Focus On Improvement and Reconciliation Rather Than On Doomsday Scenarios: When my dad was teaching me to drive, he told me that if I ever got in trouble behind the wheel and had to quickly correct course, I should always begin correcting and then set my sights on where I wanted my car to land. So often, we focus solely on the thing we are trying to avoid, increasing the chances that this is where we will end up. If you want to end up safely on the side of the road, place your focus there, not completely on what you are trying to avoid.

The same is true of your marriage. Don't place your focus on bitterness and resentment. Instead, focus on what you can do right now to increase the chances of improving your situation so that what you dread doesn't come to pass. Focus on what you want, rather than on what you are trying to avoid. In this case, your focus would be on your recovering marriage, not on the bitterness.

Fear Is Natural, But Gradual Is Great: It would be abnormal to be unafraid right now. But be very aware that fear will often bring you closer to what you want to avoid and further away from your goal.

What will bring you closer to your marital goals? Thinking in positive, but gradual terms. Part of the fear comes when you aren't getting relief in a timely manner. In other words, improvement in your marriage and hope for your future is not coming quickly enough. I learned from experience that a delay in progress DOES NOT mean that you will fail or that progress will never come. I DID save my marriage. That story is here.)

Instead, it can mean that you need to embrace a gradual process. What does this look like during a separation? It could mean that yes, things aren't going exactly as you want right now. But that doesn't mean that gradual improvement isn't ahead, especially if you keep a positive attitude and keep your focus on the immediate goal rather than on the dreaded future.

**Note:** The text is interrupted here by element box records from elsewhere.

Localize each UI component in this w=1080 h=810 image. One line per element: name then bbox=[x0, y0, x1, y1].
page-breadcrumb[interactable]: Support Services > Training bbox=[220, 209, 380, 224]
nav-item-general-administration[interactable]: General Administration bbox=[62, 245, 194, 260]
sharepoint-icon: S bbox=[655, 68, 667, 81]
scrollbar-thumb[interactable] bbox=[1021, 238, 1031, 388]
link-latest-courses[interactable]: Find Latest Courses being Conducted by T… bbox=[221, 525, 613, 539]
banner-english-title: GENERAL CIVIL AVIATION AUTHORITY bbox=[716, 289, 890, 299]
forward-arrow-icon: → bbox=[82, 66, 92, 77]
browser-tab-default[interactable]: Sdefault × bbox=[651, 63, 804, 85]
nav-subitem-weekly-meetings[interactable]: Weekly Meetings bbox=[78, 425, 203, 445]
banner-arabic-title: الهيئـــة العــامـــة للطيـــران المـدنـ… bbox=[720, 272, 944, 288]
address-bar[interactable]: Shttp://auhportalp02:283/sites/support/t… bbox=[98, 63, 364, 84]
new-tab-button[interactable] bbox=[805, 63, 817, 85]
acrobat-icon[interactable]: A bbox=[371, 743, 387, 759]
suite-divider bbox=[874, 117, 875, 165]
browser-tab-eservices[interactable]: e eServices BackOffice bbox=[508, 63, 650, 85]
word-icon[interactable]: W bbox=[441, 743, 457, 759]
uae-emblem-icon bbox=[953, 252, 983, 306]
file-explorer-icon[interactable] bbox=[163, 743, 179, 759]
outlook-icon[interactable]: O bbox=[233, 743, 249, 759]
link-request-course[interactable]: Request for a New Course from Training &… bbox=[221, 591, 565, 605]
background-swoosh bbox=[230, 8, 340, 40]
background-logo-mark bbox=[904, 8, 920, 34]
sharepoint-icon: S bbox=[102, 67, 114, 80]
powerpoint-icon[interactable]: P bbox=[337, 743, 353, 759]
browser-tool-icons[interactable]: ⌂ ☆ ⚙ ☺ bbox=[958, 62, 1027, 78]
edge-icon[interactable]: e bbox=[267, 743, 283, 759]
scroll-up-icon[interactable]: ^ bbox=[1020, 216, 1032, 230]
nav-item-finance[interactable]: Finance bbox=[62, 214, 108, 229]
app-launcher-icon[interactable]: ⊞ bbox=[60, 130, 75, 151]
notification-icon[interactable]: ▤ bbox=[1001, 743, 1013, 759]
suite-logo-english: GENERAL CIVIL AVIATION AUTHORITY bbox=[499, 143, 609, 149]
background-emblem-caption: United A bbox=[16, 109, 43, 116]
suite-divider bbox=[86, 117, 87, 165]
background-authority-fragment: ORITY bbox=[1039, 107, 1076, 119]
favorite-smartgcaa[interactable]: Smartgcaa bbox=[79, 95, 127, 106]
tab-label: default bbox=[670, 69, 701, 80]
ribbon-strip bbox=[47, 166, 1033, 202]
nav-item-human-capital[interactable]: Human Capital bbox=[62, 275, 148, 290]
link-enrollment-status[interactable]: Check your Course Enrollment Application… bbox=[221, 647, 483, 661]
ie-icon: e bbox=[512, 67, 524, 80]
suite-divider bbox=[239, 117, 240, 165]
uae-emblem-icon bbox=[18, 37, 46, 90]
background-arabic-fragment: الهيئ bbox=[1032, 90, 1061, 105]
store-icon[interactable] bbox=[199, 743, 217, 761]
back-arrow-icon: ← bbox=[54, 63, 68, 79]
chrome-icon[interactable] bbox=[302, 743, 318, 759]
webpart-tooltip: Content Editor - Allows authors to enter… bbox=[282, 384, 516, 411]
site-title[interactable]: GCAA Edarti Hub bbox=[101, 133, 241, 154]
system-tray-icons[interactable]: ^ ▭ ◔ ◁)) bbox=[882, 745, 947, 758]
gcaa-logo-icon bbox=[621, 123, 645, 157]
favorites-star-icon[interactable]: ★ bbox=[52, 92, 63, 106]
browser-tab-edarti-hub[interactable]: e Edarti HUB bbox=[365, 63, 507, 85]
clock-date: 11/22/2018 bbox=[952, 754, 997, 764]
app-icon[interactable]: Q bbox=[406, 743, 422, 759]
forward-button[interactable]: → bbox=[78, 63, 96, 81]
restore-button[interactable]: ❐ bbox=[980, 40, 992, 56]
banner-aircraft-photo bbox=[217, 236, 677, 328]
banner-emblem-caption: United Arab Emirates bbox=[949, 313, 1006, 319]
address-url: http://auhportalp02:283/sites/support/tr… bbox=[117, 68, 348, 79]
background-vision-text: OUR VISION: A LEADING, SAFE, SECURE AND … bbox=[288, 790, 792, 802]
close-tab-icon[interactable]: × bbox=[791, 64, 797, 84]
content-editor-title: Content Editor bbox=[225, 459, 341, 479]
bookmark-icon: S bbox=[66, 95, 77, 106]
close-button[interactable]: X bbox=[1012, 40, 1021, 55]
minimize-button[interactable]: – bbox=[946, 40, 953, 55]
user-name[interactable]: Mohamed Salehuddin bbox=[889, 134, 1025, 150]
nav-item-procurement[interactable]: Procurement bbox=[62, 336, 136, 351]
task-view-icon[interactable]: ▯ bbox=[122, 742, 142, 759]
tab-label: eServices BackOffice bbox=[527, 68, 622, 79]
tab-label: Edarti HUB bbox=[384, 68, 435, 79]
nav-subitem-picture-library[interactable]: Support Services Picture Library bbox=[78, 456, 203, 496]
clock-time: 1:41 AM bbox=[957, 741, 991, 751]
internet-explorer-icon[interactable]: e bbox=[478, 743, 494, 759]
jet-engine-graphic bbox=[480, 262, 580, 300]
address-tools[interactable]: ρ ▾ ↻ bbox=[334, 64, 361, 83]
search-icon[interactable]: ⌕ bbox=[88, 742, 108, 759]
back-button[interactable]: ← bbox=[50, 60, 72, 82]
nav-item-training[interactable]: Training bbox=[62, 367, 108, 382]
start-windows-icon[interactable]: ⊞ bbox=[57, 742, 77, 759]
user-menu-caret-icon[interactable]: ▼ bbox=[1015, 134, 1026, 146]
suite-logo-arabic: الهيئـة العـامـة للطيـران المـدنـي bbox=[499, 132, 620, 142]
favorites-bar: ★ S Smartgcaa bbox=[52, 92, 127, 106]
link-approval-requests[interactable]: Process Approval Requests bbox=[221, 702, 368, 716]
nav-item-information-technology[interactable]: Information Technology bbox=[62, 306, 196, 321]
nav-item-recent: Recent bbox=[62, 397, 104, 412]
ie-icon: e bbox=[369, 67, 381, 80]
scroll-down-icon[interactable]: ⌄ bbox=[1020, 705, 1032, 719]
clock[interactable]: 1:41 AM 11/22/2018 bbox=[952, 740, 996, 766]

Some days I just had to accept that a text from my husband was the best that I was going to get. On very unfortunate days, I had to just accept not making things worse. On good days, we might have a nice conversation or a positive exchange. My goal became to seize those good opportunities and try to capitalize on them. My husband wasn't always willing. And when I faced setbacks, I just had to re-group and try again later.

But what I could not do was to allow my discouragement to nudge me into negative behaviors that turned the trajectory of the separation downward. (Unfortunately, I sometimes succumbed to my most negative impulses.) I got better at reading my own fear and anger for what it was and pausing before I allowed myself to act. At my best, I could both recognize these negative behaviors and force myself to flip them so I practiced positive behaviors. This allowed me to eventually reconcile with my husband. (You can read the whole story at http://isavedmymarriage.com

The Bottom Line: There is no reason to concede that you will be divorced, bitter, or alone. Your marriage isn't over. You still have time. And even in the worst of cases, you have free will. You can make choices that very much lessen the chances of any of these things happening.